MADRID (Reuters) – Santander <SAN.MC> has boosted its lending capacity to 90 billion euros ($97.3 billion) to support households in the fight against the coronavirus outbreak after cancelling its final 2019 dividend and its remuneration policy for 2020, chairman Ana Botin told investors on Friday.
The European Central Bank had already told lenders to skip dividend payments and share buy backs until October at the earliest and use profits to support an economy hamstrung by restrictions on movement implemented to stop the spread of the virus.
“Today more than ever it is imperative to follow the supervisor’s recommendation,” Botin told investors at a remotely held annual shareholders’ meeting.
The lender said on Thursday it would cancel the final 0.13 euros per share dividend against its 2019 earnings to boost capital defences, with Botin saying on Friday this would save the euro zone’s biggest lender in terms of market value 1.6 billion euros ($1.7 billion).
Botin said that the bank would hold another annual general meeting in October at which “a payment to shareholders might be considered”. However, Santander would wait until there was more visibility on the coronavirus crisis and its own 2020 financial results were known before proposing any dividends.
Banks must set aside capital to offset lending risk, with any increase in funds allowing them to increase lending by multiples of that amount.
Even with a broad lockdown in place since March 14, Spain has registered an increase in coronavirus cases to more than 117,000. The death toll reached almost 11,000 on Friday.
“MARGINAL IMPACT” IN Q1, MATERIAL IN WORSE SCENARIO
Botin said she expected the bank’s 2020 first quarter underlying earnings to be in line with the first quarter of 2019, with a “very marginal impact from the coronavirus crisis on business results in the first 3 months of the year.”
However, the bank’s chief executive officer Jose Antonio Alvarez said Santander was considering two scenarios – one where the crisis was over relatively quickly and one where it lasted longer with a material impact on the lender that would probably stretch into next year.
“Considering the current uncertainty and the low visibility over the short-term evolution of the economy, we will reassess our medium-term goals once the situation stabilises,” Botin said.

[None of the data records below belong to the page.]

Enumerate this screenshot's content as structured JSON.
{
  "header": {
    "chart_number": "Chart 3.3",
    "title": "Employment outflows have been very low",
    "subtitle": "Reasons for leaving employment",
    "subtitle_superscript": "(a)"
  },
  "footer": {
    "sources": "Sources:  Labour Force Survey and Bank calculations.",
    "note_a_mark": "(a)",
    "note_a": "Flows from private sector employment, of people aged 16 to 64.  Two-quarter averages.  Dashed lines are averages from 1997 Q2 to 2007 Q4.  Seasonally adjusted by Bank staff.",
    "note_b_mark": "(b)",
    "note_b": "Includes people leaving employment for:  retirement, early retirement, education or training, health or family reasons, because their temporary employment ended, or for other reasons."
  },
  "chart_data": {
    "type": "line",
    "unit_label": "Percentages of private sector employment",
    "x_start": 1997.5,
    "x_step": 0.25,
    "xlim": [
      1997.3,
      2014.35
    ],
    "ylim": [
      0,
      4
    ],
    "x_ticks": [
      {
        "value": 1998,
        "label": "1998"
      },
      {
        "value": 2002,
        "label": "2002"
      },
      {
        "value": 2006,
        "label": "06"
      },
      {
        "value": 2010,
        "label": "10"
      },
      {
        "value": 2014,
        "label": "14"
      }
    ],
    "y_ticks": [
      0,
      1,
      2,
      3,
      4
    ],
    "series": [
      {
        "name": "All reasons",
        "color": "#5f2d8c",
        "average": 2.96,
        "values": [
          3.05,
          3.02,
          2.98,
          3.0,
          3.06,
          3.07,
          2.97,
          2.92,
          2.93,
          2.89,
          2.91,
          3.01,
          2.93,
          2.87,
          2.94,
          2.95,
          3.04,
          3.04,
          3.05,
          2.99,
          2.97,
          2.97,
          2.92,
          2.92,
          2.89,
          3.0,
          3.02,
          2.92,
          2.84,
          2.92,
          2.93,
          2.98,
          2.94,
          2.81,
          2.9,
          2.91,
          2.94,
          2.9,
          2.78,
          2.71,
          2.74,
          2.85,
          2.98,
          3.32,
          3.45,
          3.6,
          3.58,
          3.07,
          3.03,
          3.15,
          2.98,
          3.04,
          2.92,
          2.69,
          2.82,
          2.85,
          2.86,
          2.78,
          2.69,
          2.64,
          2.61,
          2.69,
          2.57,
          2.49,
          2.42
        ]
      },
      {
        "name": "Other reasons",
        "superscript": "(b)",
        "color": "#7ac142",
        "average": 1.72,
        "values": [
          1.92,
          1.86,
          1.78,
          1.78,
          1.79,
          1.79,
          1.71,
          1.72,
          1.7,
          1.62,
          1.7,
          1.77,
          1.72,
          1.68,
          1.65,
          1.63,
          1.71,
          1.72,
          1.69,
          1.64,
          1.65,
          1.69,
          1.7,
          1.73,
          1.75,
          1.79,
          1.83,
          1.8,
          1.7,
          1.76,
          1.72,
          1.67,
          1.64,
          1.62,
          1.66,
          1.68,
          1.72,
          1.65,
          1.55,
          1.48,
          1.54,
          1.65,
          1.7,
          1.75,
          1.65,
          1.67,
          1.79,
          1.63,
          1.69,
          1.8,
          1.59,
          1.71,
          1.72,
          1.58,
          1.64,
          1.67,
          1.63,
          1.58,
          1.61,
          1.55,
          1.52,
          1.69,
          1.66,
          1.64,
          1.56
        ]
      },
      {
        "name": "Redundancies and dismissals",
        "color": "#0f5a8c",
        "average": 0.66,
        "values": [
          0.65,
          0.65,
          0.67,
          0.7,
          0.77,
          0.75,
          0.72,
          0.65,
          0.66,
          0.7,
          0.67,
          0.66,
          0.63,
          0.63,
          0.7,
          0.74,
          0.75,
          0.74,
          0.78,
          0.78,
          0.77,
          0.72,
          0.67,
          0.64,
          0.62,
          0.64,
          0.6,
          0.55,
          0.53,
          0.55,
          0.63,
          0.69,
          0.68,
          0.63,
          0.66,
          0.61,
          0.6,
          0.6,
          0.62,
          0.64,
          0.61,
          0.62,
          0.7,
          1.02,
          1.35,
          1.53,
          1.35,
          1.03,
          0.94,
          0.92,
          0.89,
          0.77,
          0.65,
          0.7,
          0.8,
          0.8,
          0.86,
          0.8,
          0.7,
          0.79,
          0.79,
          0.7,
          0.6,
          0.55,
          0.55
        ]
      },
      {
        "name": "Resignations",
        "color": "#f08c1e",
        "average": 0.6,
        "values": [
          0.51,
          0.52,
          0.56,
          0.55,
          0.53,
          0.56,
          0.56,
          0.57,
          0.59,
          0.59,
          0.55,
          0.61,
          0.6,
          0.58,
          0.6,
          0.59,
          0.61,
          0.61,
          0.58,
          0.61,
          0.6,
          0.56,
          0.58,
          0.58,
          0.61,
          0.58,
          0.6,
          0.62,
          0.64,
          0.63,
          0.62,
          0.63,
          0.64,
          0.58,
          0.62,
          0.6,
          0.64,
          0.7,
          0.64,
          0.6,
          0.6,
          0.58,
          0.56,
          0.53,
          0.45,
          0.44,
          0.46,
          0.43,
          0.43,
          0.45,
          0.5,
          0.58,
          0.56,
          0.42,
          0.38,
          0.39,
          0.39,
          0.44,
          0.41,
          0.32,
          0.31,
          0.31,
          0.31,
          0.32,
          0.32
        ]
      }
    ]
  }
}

She called for European authorities to show solidarity and said it was “now time for Europe to rise to the occasion and lead a faster and more coordinated response” to the coronavirus outbreak.
“Without solidarity there is no union,” she said.
On Thursday, French Finance Minister Bruno Le Maire said the European Stability Mechanism (ESM), the EU’s bailout-fund, should be made available as a source of financing to countries with only minimal conditions attached and without stigma for using it.
Last week, EU leaders gave finance ministers until April 9 to come up with ideas on how to finance the recovery after Germany and the Netherlands shot down a call from France, Italy, Spain and six other countries for a common debt instrument issued by a European institution.